Review this paper written by Milena Gianfrancesco and colleagues.

This paper underscores the potential for ML models which use EHR data to inadvertently perpetuate biases in healthcare settings.

A few key points:

• While the use of ML methodologies in healthcare offers tremendous opportunity for health care efficacy and efficiency, concern exists around biases and deficiencies in data used by ML algorithms that may contribute to socioeconomic disparities in care.

• Key problems outlined include:

  • • Missing Data and Patients Not Identified by Algorithms

      • • Model misinterpretations may happen when key data are unavailable or represent metadata that are not included in clinical decision support models.

    • Sample Size and Underestimation

      • • Insufficient sample sizes may result in erroneous interpretations and predictions by ML models as small sample sizes or lack of healthcare service utilization may be misinterpreted as lower disease burden.

• Misclassification and Measurement Error

  • • Misclassification of disease and measurement errors are common sources of bias in observational studies and analyses based on EHR data.

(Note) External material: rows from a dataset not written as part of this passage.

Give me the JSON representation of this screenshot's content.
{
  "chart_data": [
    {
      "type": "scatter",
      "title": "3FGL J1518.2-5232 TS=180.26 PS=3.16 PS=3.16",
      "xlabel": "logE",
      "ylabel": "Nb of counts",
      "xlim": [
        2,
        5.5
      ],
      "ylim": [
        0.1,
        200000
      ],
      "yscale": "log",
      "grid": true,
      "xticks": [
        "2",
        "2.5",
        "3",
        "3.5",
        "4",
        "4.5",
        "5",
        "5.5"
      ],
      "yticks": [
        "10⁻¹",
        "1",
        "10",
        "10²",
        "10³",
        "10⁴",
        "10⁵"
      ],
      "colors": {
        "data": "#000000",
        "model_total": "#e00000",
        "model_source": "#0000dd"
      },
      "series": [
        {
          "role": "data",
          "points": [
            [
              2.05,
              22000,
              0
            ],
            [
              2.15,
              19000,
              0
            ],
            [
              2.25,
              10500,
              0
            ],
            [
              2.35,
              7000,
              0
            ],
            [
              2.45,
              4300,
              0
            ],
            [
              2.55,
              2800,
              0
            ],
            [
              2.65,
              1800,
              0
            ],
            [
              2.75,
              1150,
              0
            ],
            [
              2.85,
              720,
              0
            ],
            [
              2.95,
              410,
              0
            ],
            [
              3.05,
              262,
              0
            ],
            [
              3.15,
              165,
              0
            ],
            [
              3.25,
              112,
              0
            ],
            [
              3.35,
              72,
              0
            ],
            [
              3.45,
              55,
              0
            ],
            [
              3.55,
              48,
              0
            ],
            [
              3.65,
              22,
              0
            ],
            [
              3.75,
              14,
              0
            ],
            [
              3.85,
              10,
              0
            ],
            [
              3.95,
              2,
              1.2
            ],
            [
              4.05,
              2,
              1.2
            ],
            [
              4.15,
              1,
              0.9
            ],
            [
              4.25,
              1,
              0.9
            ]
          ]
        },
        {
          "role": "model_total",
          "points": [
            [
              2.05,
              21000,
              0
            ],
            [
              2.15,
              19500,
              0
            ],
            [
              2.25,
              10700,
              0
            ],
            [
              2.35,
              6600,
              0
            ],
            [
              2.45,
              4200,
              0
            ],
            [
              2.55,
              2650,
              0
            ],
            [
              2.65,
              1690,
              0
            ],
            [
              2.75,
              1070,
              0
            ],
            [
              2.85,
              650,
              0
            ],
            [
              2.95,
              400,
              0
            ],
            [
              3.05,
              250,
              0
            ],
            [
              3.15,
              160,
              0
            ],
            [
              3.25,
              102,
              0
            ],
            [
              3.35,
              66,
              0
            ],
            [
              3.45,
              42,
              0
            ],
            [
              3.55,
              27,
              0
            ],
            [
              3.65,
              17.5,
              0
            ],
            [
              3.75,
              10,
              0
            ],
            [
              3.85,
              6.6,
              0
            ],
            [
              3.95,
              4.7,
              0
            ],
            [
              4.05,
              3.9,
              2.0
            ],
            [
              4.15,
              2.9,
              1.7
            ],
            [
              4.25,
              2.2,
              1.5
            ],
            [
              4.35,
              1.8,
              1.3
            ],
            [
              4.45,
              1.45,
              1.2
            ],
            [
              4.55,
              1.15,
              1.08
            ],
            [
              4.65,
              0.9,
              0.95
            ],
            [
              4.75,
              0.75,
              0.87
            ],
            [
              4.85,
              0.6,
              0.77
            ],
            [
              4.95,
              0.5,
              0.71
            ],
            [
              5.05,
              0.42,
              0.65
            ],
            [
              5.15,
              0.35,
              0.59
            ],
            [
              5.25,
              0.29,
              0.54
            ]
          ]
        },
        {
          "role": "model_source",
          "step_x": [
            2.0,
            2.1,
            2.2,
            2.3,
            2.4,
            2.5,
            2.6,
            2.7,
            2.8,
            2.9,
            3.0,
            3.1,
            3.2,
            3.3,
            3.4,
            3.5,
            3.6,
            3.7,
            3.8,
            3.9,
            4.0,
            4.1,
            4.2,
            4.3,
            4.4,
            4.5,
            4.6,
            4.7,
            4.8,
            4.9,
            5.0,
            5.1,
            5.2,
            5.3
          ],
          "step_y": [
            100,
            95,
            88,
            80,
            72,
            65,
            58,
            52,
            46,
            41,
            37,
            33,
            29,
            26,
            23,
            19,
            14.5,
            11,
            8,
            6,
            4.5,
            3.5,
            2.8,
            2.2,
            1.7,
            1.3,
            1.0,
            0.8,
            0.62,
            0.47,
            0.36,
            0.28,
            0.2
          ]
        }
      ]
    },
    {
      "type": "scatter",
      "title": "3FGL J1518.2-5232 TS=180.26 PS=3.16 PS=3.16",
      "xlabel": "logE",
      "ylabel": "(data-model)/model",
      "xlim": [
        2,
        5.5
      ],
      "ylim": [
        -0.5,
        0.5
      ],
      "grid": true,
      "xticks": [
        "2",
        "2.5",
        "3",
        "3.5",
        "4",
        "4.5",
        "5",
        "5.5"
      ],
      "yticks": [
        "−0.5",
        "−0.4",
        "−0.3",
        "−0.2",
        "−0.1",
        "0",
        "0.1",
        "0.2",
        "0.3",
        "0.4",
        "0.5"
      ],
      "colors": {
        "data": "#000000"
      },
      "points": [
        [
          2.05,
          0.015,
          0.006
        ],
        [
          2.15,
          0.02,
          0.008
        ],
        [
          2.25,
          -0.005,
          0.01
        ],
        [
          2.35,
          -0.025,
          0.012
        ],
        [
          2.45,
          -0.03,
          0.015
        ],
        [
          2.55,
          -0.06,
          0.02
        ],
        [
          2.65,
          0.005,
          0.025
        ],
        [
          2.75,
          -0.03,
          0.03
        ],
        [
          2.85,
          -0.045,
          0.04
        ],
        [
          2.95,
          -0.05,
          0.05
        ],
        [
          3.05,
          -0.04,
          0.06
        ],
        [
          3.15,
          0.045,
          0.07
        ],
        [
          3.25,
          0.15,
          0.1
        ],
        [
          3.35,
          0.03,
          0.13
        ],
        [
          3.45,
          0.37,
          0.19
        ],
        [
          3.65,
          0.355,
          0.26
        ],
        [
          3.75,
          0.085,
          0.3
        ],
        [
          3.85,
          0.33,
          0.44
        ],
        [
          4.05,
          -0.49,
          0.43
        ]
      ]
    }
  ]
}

For example, quality of care may be affected by implicit biases if uninsured patients more frequently receive substandard care than those with insurance.

    • While the effects of measurement error and misclassification in regression models are well studied, these effects and mitigation strategies in the broader context of ML require further assessment.

• Recommendations:

• Review datasets to assess representation across demographic categories and care interruptions

• Optimize ML models for imbalanced data sets

• Work with interdisciplinary teams to choose appropriate questions and settings for machine learning use, interpret findings, and conduct follow-up studies.

• Test clinical decision support models for bias and discriminatory aspects throughout all stages of development to ensure that models are not misinterpreting exposure-disease associations, including associations based on sex, race/ethnicity, or insurance.

• Ensure that efforts to assess the utility of ML models does not solely focus on performance metrics, but also improvements in clinically relevant outcomes.

Cite as: Gianfrancesco MA, Tamang S, Yazdany J, Schmajuk G. Potential Biases in Machine Learning Algorithms Using Electronic Health Record Data. JAMA Intern Med. 2018 Nov 1;178(11):1544-1547. doi: 10.1001/jamainternmed.2018.3763. PMID: 30128552; PMCID: PMC6347576.